The RICS publishes a monthly market survey based on comments submitted to members active in the residential property market, many of whom are involved with estate agency and valuations.  It is perhaps with bated breath that we waited for the July 2020 survey, covering the first full month of property trading since the end of lockdown restrictions.  The market was effectively suspended in late March, with restrictions on office openings, viewings, working patterns and an initial requirement to “stay at home”.

The survey shows a positive month and forthcoming outlook.  The Stamp Duty holiday has had an effect in stimulating the market, but members feel that the market may ease once the general effect of the Government’s various financial schemes is phased out in the coming months (e.g. furlough).

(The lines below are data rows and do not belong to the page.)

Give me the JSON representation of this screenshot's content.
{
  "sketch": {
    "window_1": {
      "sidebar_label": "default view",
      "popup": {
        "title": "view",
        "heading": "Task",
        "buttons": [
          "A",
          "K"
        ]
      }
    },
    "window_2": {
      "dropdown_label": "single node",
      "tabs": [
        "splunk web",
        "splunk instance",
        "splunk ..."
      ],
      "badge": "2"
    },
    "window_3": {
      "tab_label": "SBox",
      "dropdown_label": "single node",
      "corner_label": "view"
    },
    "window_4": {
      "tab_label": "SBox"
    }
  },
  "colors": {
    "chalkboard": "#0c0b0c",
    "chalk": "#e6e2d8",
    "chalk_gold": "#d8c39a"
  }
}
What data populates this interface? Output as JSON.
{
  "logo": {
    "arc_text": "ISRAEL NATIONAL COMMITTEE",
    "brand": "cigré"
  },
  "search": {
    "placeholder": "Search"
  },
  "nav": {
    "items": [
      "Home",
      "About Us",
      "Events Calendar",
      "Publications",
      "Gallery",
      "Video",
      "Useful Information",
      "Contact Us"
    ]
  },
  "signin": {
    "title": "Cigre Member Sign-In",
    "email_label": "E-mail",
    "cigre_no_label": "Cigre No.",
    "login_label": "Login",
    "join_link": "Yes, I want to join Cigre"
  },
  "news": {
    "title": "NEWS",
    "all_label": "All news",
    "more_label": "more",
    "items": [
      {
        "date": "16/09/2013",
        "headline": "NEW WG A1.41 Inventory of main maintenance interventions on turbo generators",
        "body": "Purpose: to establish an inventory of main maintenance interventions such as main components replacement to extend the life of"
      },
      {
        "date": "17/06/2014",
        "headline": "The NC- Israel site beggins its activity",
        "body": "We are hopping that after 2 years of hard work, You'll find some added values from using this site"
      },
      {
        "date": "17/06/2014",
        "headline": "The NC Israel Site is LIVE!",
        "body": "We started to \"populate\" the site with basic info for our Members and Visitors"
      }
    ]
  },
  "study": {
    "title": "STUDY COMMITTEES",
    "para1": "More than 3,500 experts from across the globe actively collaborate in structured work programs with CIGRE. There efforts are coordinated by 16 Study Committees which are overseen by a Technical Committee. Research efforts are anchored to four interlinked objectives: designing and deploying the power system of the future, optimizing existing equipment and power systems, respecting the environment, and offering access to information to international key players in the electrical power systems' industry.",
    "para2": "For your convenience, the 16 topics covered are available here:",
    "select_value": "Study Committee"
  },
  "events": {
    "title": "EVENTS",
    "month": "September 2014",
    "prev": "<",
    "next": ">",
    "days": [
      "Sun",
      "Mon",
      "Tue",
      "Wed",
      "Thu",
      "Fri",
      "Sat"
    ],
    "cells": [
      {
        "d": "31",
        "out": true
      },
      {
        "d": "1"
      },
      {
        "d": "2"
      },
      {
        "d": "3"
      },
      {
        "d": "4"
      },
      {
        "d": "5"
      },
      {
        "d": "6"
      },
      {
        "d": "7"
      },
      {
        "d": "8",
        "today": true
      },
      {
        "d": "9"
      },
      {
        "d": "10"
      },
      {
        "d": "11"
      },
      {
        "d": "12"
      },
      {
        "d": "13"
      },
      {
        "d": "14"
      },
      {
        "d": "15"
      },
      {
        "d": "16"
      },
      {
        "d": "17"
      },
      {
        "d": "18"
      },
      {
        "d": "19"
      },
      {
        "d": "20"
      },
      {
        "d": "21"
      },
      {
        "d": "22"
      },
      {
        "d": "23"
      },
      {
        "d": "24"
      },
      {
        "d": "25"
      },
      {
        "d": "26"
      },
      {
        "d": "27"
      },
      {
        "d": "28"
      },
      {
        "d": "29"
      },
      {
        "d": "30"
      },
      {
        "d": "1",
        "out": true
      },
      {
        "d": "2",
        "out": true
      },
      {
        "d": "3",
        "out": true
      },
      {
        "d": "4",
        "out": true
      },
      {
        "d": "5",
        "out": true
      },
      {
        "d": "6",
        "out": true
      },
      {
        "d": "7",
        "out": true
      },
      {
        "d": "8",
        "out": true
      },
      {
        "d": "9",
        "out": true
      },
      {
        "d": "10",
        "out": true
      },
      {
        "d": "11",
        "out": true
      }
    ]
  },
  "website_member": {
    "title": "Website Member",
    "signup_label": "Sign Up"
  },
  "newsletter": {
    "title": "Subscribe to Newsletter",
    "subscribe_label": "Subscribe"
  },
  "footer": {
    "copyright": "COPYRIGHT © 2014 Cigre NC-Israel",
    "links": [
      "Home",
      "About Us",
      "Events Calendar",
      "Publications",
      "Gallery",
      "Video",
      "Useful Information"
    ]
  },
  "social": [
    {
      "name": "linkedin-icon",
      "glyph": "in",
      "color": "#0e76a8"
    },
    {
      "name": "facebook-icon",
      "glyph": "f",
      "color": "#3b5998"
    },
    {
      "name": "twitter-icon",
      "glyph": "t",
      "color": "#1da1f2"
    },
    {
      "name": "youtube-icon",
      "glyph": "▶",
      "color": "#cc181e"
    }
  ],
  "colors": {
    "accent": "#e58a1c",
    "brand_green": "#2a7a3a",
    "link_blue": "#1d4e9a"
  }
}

New buyer enquiries rose during July, the second successive month in which demand increased, following the slump from March to May.  Similarly, new instructions rose quite sharply.  Not surprisingly there was a rise in agreed sales and there was a positive reading across all of the UK.

Most respondents to the survey anticipate continued growth over the next quarter, although long term projections do see things tailing off. 

July saw a growth in house prices for the first time since March across all regions except London.  The general anticipation is for house prices to keep rising.

On the lettings side demand continued to rise and there was some evidence that there are more instructions from landlords (the first time since 2016), although rental growth is expected to happen in the coming months.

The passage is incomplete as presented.